In particular, Mayer put forth the criticism that Digital Asset was likely to experience challenges hiring developers who could help it fulfill its technology goals.

“[This is] a seven-year-old industry,” Mayer said. “[Masters] comes from an industry with millions and millions of years of [combined] experience. When you need a senior analyst, it’s pretty easy to go find one. But if you want to find a senior blockchain specialist, where are you going to go find one?”

Mayer was also skeptical of the acquisitions Digital Asset has so far made, which have included blockchain startups such as Blockstack.io, Bits of Proof and Hyperledger.

Roszak, in turn, spoke more broadly about this climate, suggesting that developers who have been or will be acquired will now have the chance to contribute to further innovation.

“This is good because those innovators and entrepreneurs are going to continue that innovation track with other companies,” he said.

Impact on startups

Cross Pacific Capital Partners’ Marc van der Chijs, an investor in BEX.io and frequent panelist at industry conferences, noted his belief the early-stage startup ecosystem could be most impacted by the deal.

“With this round, Digital Asset is suddenly the leading player in the blockchain field, so it will be harder for emerging startups to compete,” van der Chijs said.

Less concerned was Adam Draper, CEO of the San Mateo-based startup accelerator Boost VC, who called the news “great for the market”.

Draper said:

“Bitcoin and blockchain are so intertwined, I think that it brings enthusiasm for both when something good happens.”

The statements suggest that Draper believes the deal is unlikely to affect dealflow among Boost’s early-stage applicants, which have included bitcoin startups Blockcypher and Wealthcoin, as well as blockchain startups like Epiphyte and Align Commerce.

Ni’coel Stark, a former investor at Block26, said she didn’t believe the funding would impact the early-stage space, given that other use cases are so abundant.

“Our fund won’t be looking to the DAH team for any cues as we do not share the same focus.
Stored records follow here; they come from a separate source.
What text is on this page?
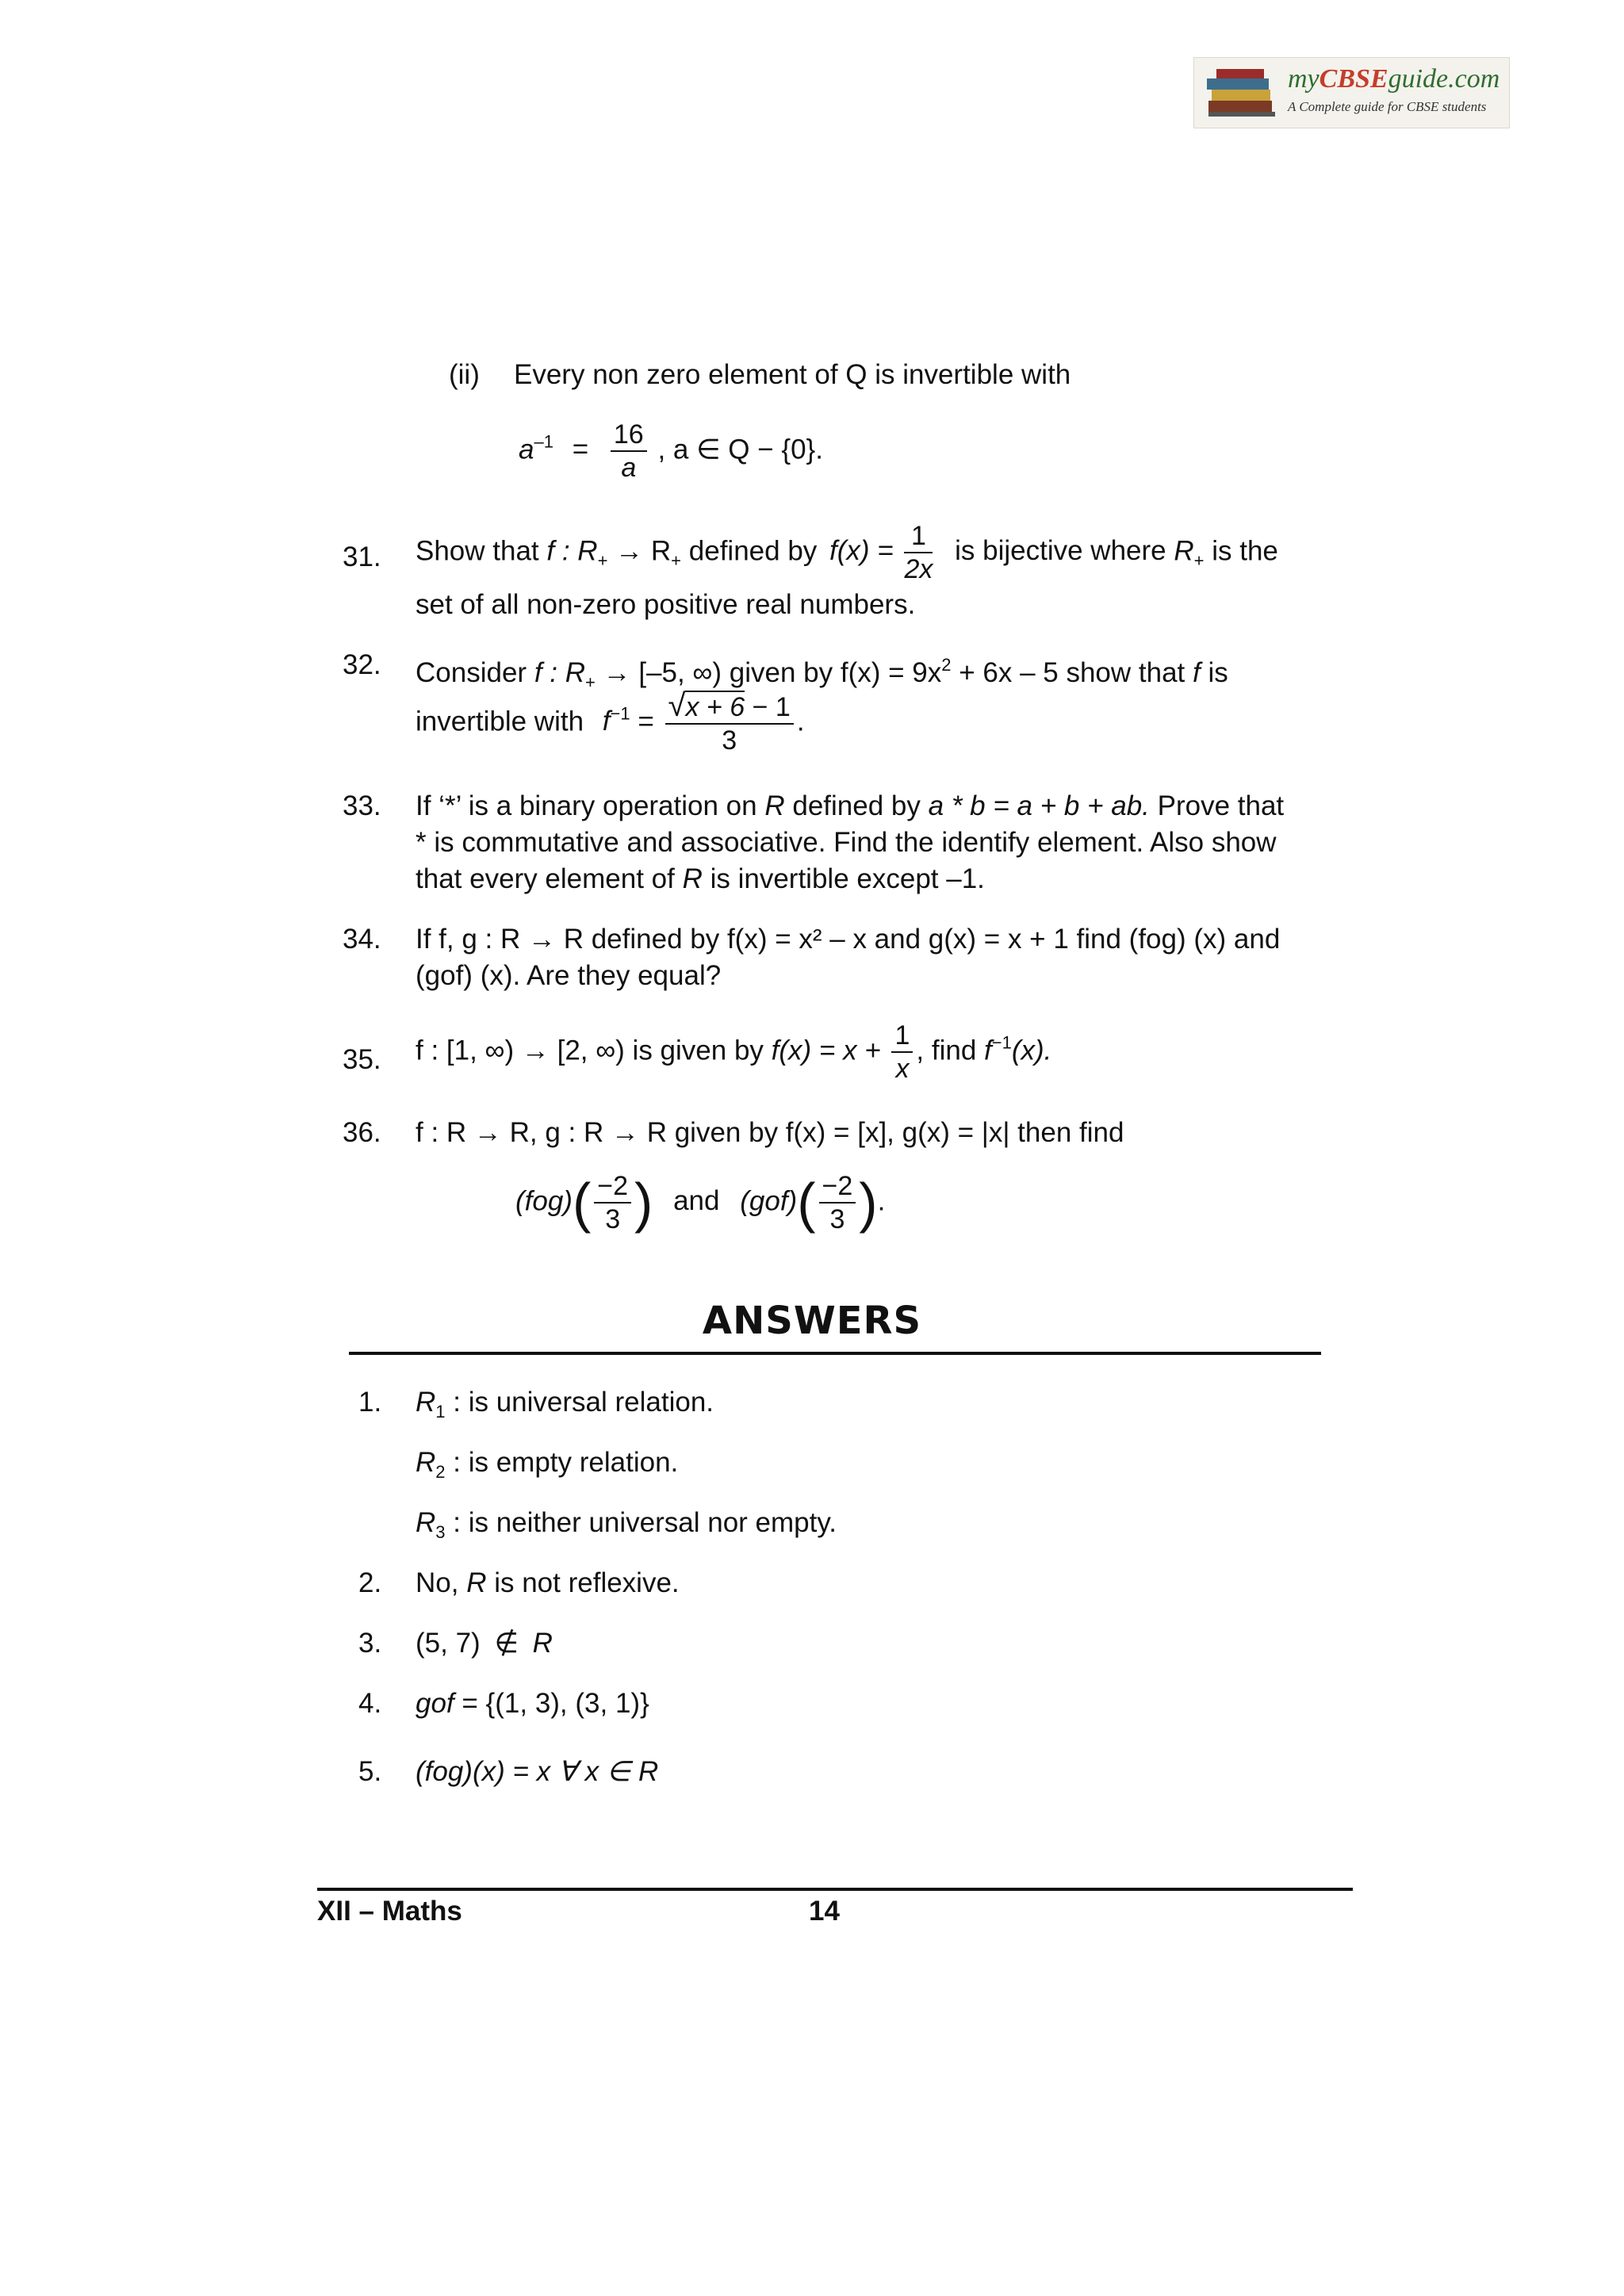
myCBSEguide.com
A Complete guide for CBSE students
(ii) Every non zero element of Q is invertible with
$a^{-1} = \frac{16}{a}$ , a ∈ Q − {0}.
31. Show that f : $R_+ \to R_+$ defined by $f(x) = \frac{1}{2x}$ is bijective where $R_+$ is the
set of all non-zero positive real numbers.
32. Consider f : $R_+ \to [-5$, ∞) given by $f(x) = 9x^2 + 6x - 5$ show that f is
invertible with $f^{-1} = \frac{√x + 6 - 1}{3}$ .
33. If ‘*’ is a binary operation on R defined by a * b = a + b + ab. Prove that
* is commutative and associative. Find the identify element. Also show
that every element of R is invertible except –1.
34. If f, g : R → R defined by f(x) = x² – x and g(x) = x + 1 find (fog) (x) and
(gof) (x). Are they equal?
35. f : [1, ∞) → [2, ∞) is given by $f(x) = x + \frac{1}{x}$ , find $f^{-1}(x)$.
36. f : R → R, g : R → R given by f(x) = [x], g(x) = |x| then find
$(fog)( \frac{-2}{3}$ ) and $(gof)( \frac{-2}{3}$ ).
ANSWERS
1. $R_1$ : is universal relation.
$R_2$ : is empty relation.
$R_3$ : is neither universal nor empty.
2. No, R is not reflexive.
3. (5, 7) ∉ R
4. gof = {(1, 3), (3, 1)}
5. (fog)(x) = x ∀ x ∈ R
XII – Maths	14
We are interested much more in consumer applications like media and content distribution, Internet of Things and mobile data security,” Stark said.

Preference for permissioned

Still, observers were not in agreement that the Digital Asset round would be a boon for bitcoin and other public blockchains.

Alex Tapscott, CEO of North West Passage Ventures, an advisory firm for early-stage companies in the blockchain sector viewed the funding as a strong signal that market interest has shifted.

“[The funding round] demonstrated, once again, banks’ strong preference for permissioned distributed ledger systems over open blockchains, such as bitcoin and Ethereum,” he said.

Tapscott further lauded Masters as a “pioneer” that has successfully shifted conversation to blockchain technology among industry incumbents.

Van der Chijs added that the announcement confirms “private blockchains are in fashion” and that “public blockchains are dead” in the eyes of institutions and the public.

Now, he said, it’s up to the bitcoin ecosystem to respond and innovate, first by ending the block size debate and then proving public ledgers like bitcoin are more secure than private alternatives.

He concluded:

“I think [there could be a] change again.”